Facing the world by clenching the 10 fingers to form two fists
(Note) Last Friday night I finished giving my lecture to the MBA students at the National University of Laos via a videoconference system provided by JICA. The main topic was "ASEAN Economic Integration."
"The 10 fingers" here refer to the 10 ASEAN countries. The "fist" signifies the strengthened integration, solidarity and bond of the ASEAN countries. "Facing the world," does not mean to start a war, but to secure global competitiveness (although the ASEAN membership of Vietnam and the Philippines may have one reason China refrained from military intervention in the recent clash in the South China Sea or East Sea to Vietnam).

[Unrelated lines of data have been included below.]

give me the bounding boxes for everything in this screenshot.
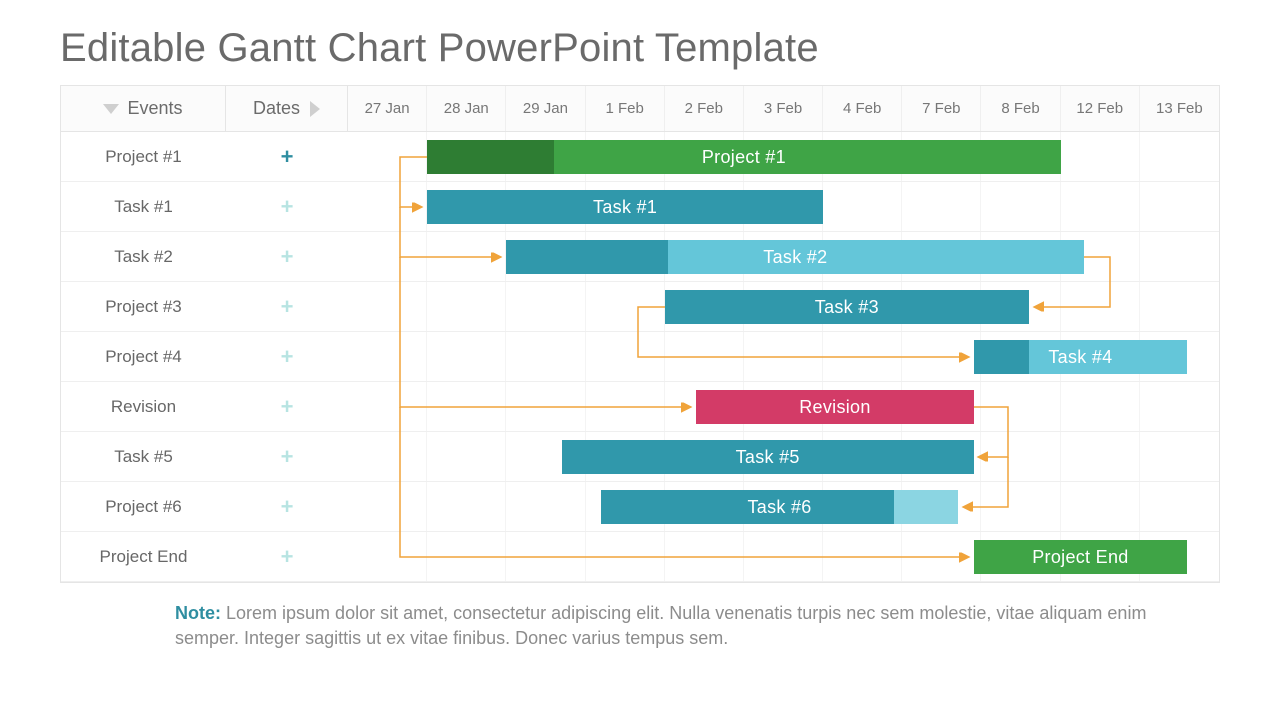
- row-expand-cell[interactable]: +: [226, 132, 348, 181]
- events-label: Events: [127, 98, 182, 119]
- timeline-date-cell: 13 Feb: [1140, 86, 1219, 131]
- plus-icon[interactable]: +: [281, 146, 294, 168]
- row-label: Project #4: [61, 332, 226, 381]
- row-expand-cell[interactable]: +: [226, 482, 348, 531]
- plus-icon[interactable]: +: [281, 346, 294, 368]
- row-label: Task #5: [61, 432, 226, 481]
- timeline-date-cell: 8 Feb: [981, 86, 1060, 131]
- footer-note: Note: Lorem ipsum dolor sit amet, consec…: [175, 601, 1160, 651]
- gantt-row: Project #1 +: [61, 132, 1219, 182]
- gantt-header: Events Dates 27 Jan28 Jan29 Jan1 Feb2 Fe…: [61, 86, 1219, 132]
- plus-icon[interactable]: +: [281, 546, 294, 568]
- gantt-row: Task #1 +: [61, 182, 1219, 232]
- row-label: Project End: [61, 532, 226, 581]
- slide-title: Editable Gantt Chart PowerPoint Template: [60, 26, 1220, 71]
- gantt-row: Project End +: [61, 532, 1219, 582]
- gantt-row: Project #6 +: [61, 482, 1219, 532]
- timeline-date-cell: 1 Feb: [586, 86, 665, 131]
- note-text: Lorem ipsum dolor sit amet, consectetur …: [175, 603, 1146, 648]
- row-label: Revision: [61, 382, 226, 431]
- row-label: Project #1: [61, 132, 226, 181]
- row-expand-cell[interactable]: +: [226, 532, 348, 581]
- timeline-date-cell: 28 Jan: [427, 86, 506, 131]
- gantt-body: Project #1+Task #1+Task #2+Project #3+Pr…: [61, 132, 1219, 582]
- column-header-events: Events: [61, 86, 226, 131]
- plus-icon[interactable]: +: [281, 296, 294, 318]
- row-expand-cell[interactable]: +: [226, 282, 348, 331]
- timeline-date-cell: 27 Jan: [348, 86, 427, 131]
- row-expand-cell[interactable]: +: [226, 332, 348, 381]
- row-expand-cell[interactable]: +: [226, 182, 348, 231]
- gantt-row: Project #4 +: [61, 332, 1219, 382]
- dates-label: Dates: [253, 98, 300, 119]
- row-expand-cell[interactable]: +: [226, 382, 348, 431]
- gantt-row: Revision +: [61, 382, 1219, 432]
- note-label: Note:: [175, 603, 221, 623]
- gantt-row: Task #5 +: [61, 432, 1219, 482]
- plus-icon[interactable]: +: [281, 246, 294, 268]
- plus-icon[interactable]: +: [281, 196, 294, 218]
- timeline-date-cell: 29 Jan: [506, 86, 585, 131]
- chevron-right-icon: [310, 101, 320, 117]
- plus-icon[interactable]: +: [281, 446, 294, 468]
- plus-icon[interactable]: +: [281, 496, 294, 518]
- chevron-down-icon: [103, 104, 119, 114]
- row-expand-cell[interactable]: +: [226, 232, 348, 281]
- gantt-chart: Events Dates 27 Jan28 Jan29 Jan1 Feb2 Fe…: [60, 85, 1220, 583]
- row-label: Task #2: [61, 232, 226, 281]
- timeline-date-cell: 3 Feb: [744, 86, 823, 131]
- column-header-dates: Dates: [226, 86, 348, 131]
- row-expand-cell[interactable]: +: [226, 432, 348, 481]
- gantt-row: Project #3 +: [61, 282, 1219, 332]
- timeline-date-cell: 4 Feb: [823, 86, 902, 131]
- timeline-date-cell: 2 Feb: [665, 86, 744, 131]
- row-label: Project #6: [61, 482, 226, 531]
- row-label: Project #3: [61, 282, 226, 331]
- timeline-date-cell: 12 Feb: [1061, 86, 1140, 131]
- gantt-row: Task #2 +: [61, 232, 1219, 282]
- plus-icon[interactable]: +: [281, 396, 294, 418]
- timeline-date-cell: 7 Feb: [902, 86, 981, 131]
- row-label: Task #1: [61, 182, 226, 231]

"To turn against Vietnam is tantamount to turning against all of ASEAN""
But this is on the condition that ASEAN join together to form a clenched fist. If its fingers are not tightly clenched, it does not have enough power to face the world.
A fist is clenched to fight, but the fingers not joined together can perform numerous tasks. Furthermore, each finger has its own role. For example, the pinky, or little finger, is essential when griping a golf club or shinai (bamboo sword) in kendo (Japanese fencing).
In some instances, the fingers supplement each other to perform delicate tasks. In other situations, the fingers form a fist to overcome difficulties and predicaments. This flexibility, I think, is the appeal of ASEAN. It is a uniquely Asian aspect, unlike, for example, the EU in Europe.
This is my observation of ASEAN and the AEC (ASEAN Economic Community).
I note that about first phrase was inspired by the Japanese subtitle of a line in Spartacus: Vengeance, a new Zealand produced television series, available in DVD/Blue-ray Disc formats.